We have had some breaches - some repeated by the same people - but most residents and holiday home owners saw the sense of the restrictions. They understood that, without even one intensive care bed, the shire simply could not afford to have a rampant outbreak of COVID-19 in our area.

That we have held the numbers to 10 confirmed cases for the entire shire since April 6 shows the measures worked. They would not have worked without the wholehearted support of the community.

All of us have had our working and home lives disrupted. The financial hit to most shire businesses has been immense.
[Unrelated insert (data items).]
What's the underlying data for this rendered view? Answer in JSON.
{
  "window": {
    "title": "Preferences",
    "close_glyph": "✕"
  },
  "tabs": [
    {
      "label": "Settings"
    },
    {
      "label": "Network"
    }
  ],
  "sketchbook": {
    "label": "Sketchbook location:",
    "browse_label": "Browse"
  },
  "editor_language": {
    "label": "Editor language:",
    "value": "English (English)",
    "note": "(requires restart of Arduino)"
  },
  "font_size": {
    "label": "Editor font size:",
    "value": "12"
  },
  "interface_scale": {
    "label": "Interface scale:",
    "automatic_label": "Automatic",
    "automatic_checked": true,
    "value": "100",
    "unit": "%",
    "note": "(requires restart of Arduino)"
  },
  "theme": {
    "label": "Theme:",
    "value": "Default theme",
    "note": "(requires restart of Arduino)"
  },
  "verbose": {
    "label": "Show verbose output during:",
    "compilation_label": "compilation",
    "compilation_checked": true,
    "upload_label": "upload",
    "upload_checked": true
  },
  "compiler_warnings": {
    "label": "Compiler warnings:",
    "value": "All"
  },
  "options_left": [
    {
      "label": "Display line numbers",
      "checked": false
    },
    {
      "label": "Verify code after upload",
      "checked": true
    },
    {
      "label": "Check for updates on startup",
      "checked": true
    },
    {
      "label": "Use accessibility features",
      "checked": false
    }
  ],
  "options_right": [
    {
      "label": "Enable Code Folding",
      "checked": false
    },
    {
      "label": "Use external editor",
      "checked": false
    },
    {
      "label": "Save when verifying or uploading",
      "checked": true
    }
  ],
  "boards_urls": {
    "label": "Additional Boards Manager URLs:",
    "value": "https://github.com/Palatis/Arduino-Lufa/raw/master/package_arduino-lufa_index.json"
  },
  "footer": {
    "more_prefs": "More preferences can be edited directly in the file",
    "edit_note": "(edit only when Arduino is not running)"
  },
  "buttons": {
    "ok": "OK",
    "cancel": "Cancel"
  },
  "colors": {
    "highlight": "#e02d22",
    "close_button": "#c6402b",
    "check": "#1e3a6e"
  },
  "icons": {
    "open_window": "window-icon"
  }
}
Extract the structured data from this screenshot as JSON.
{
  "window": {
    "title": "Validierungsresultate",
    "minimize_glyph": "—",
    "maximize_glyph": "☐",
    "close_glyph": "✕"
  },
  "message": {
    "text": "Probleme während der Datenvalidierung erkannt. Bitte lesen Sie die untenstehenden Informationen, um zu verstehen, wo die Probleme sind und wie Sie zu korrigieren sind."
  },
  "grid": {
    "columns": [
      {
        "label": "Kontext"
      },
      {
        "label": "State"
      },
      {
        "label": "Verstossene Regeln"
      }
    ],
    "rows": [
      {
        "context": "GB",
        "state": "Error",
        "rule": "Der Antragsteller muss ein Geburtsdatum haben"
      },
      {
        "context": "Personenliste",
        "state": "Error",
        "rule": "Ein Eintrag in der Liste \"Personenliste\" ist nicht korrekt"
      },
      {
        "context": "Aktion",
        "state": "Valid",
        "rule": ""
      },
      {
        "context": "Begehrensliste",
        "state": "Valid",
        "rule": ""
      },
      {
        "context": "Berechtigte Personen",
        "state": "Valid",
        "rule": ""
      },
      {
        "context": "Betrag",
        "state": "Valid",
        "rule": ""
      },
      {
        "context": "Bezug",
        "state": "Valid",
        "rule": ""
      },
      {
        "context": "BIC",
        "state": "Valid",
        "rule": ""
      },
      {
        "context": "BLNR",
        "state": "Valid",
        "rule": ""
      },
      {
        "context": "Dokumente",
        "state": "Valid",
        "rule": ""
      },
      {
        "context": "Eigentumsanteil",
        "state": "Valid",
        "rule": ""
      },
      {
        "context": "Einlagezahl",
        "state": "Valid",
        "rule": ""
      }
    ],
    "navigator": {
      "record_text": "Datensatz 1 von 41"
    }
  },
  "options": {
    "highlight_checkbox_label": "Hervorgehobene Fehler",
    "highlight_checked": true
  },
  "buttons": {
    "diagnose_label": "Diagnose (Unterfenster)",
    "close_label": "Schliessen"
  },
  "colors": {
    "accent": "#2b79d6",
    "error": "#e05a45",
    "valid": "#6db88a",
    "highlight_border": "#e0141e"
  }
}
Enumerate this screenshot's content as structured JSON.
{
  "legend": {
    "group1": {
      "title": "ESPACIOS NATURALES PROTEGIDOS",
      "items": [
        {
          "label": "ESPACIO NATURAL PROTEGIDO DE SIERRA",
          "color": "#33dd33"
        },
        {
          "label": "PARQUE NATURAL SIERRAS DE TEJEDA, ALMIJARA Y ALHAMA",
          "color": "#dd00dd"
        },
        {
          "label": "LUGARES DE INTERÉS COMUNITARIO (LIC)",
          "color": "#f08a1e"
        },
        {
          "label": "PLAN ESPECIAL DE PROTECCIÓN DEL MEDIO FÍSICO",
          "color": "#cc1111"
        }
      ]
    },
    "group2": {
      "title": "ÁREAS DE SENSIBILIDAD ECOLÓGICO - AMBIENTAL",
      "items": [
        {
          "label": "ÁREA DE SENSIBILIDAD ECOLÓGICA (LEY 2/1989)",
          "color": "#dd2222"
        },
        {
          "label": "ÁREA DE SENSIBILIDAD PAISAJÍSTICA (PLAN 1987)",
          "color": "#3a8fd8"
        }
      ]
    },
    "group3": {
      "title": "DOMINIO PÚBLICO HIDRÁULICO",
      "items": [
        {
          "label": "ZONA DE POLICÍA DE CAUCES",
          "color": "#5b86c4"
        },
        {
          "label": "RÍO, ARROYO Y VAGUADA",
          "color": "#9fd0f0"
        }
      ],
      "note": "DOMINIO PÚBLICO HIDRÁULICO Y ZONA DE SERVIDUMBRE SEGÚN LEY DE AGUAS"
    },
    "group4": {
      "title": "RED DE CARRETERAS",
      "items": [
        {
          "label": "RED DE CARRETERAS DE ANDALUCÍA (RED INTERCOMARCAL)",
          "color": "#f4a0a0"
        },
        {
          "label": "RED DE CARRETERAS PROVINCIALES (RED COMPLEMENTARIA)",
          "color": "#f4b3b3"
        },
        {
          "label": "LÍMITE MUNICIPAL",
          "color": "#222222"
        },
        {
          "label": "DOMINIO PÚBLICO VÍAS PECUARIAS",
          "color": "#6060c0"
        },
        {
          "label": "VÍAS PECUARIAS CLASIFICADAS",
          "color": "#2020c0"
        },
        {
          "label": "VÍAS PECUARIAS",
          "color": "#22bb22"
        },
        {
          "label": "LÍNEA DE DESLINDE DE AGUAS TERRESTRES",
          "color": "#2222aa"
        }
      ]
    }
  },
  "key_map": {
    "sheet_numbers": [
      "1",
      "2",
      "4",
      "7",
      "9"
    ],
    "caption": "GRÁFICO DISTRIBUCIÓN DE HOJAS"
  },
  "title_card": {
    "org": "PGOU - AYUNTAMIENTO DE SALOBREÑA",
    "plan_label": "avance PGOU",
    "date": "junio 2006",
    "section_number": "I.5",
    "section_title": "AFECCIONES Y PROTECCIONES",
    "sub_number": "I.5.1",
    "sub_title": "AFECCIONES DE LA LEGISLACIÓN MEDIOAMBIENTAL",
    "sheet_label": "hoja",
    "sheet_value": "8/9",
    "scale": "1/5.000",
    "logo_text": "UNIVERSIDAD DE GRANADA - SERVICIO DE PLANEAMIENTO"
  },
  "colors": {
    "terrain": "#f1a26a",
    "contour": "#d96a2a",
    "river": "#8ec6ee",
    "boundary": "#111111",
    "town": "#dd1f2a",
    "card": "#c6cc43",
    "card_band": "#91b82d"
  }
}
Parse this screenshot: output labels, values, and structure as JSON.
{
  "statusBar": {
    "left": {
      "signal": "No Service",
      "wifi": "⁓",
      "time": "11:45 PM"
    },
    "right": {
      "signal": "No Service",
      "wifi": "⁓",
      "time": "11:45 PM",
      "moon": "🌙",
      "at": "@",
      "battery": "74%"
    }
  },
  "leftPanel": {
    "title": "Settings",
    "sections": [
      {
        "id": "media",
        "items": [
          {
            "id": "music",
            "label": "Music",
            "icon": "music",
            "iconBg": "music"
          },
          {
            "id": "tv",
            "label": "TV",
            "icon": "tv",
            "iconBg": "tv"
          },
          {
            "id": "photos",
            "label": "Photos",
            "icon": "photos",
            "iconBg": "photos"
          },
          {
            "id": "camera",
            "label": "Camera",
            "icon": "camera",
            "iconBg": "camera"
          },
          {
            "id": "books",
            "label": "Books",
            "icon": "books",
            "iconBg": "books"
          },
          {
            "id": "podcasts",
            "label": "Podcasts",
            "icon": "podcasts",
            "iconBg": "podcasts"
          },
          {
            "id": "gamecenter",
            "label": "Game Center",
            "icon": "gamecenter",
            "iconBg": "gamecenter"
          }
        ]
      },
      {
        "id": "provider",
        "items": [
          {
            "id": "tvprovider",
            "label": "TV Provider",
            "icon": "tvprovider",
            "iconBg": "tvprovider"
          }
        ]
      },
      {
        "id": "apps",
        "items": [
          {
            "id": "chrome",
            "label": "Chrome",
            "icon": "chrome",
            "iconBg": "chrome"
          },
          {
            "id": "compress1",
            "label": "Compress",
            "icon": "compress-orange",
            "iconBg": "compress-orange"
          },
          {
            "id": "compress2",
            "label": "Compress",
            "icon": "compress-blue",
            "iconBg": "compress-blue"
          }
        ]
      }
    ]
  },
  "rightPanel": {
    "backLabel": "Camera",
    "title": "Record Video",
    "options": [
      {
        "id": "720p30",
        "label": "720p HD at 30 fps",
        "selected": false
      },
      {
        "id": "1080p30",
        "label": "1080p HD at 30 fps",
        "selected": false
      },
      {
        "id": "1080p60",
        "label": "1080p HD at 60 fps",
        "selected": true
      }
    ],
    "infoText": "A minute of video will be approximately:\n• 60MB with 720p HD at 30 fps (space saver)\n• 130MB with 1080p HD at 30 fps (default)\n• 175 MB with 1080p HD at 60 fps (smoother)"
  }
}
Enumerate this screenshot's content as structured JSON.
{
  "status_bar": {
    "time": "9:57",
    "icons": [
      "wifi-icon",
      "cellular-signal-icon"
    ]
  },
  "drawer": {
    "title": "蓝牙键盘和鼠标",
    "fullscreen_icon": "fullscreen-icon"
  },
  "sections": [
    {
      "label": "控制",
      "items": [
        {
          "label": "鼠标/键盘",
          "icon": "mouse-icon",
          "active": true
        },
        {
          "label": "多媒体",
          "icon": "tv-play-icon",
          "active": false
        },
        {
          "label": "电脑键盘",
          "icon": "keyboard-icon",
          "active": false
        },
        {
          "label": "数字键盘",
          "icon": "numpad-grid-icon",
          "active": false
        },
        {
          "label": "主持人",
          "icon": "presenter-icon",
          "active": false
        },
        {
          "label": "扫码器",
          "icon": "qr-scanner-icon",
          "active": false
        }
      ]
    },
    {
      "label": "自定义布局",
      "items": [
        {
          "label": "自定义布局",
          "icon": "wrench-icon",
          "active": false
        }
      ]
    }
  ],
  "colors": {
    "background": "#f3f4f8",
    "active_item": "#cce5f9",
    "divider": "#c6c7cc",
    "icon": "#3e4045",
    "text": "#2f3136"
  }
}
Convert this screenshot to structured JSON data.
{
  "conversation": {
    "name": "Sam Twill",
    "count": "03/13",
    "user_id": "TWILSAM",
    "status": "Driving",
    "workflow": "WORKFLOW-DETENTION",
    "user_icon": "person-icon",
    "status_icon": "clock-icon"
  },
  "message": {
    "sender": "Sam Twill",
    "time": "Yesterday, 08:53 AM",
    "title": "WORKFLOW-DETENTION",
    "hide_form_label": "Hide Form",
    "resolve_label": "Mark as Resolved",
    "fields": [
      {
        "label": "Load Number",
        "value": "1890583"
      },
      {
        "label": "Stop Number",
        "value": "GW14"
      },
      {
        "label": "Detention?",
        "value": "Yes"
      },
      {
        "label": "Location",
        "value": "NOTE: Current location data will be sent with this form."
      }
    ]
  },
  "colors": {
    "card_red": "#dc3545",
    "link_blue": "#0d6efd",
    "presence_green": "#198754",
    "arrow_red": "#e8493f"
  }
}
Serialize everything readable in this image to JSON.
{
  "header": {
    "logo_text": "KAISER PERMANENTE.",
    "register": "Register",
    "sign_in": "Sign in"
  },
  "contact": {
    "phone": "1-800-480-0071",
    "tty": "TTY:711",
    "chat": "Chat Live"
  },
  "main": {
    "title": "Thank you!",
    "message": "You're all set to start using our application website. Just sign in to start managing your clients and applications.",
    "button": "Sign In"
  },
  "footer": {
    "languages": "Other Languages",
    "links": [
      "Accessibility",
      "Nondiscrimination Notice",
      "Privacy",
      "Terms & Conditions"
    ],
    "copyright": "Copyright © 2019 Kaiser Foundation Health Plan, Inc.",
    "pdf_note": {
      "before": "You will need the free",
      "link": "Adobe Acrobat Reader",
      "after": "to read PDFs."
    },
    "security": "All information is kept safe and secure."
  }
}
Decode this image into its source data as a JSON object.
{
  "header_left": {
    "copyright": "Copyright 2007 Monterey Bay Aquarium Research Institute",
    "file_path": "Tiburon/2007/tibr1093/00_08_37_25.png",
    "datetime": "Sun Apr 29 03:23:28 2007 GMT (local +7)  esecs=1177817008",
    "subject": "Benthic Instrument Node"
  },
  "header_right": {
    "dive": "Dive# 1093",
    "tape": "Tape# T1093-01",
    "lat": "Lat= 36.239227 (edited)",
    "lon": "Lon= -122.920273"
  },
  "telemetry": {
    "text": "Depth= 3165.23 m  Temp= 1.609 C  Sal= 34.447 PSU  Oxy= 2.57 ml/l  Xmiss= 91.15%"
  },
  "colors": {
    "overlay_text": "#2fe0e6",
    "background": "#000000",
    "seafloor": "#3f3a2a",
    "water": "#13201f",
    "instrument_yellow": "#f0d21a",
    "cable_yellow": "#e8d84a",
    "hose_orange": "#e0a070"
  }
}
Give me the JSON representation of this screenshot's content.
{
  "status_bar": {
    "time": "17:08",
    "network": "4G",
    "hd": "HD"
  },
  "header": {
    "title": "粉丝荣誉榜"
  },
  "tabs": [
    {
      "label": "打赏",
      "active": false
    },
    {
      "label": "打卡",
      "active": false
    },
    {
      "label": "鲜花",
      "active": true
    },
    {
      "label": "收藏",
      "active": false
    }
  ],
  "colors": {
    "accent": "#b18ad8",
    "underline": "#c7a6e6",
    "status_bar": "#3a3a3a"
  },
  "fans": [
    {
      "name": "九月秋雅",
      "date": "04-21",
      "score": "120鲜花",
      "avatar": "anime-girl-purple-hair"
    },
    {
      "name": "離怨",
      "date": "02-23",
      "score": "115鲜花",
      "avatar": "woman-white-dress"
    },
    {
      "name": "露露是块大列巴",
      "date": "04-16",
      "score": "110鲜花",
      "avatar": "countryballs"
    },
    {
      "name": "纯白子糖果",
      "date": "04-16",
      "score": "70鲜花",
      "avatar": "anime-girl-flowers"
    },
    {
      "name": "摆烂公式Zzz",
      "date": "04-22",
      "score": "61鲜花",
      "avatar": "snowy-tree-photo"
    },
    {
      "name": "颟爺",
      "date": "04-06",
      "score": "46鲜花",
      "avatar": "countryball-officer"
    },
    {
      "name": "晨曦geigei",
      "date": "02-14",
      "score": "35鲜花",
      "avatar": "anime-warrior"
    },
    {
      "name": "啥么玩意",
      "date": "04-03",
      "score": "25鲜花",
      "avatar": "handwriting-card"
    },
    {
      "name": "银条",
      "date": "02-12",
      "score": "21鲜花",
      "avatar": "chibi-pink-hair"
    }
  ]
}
The Higher School Certificate class of COVID-19 means students are working in isolation during the most intense period of their schooling. Despite the challenges, we have prevailed and are continuing to do so.

Without in any way supporting US President Donald Trump's irrational and irresponsible call to protesters to "rise up" and breach restrictions, it is time to begin a measured conversation about how our small shire might begin to breathe again.

The shire was already suffering after the bushfires destroyed the summer tourist trade. The double blow of COVID-19 means our local economy now requires intubation.

Federal stimulus measures are welcome, but do not apply to everyone and even when they do are slow to hit bank accounts.

Our shire's success in holding the line means we would be a very good case for a gradual and intelligent lifting of restrictions.

We say this with an extremely important caveat: no new infections can be brought into the shire. The restrictions on personal travel from areas of higher, uncontrolled infection must be maintained.

Within the shire, however, there is a case for beginning the discussion with doctors and epidemiologists on how we might start to live more freely.

Arguably, our low level of infection warrants a different approach to, say, a densely populated suburb of Western Sydney, with uncontrolled infections.

Getting it wrong would risk tragedy and only extend our pain.

Getting it right would be a showcase for the nation.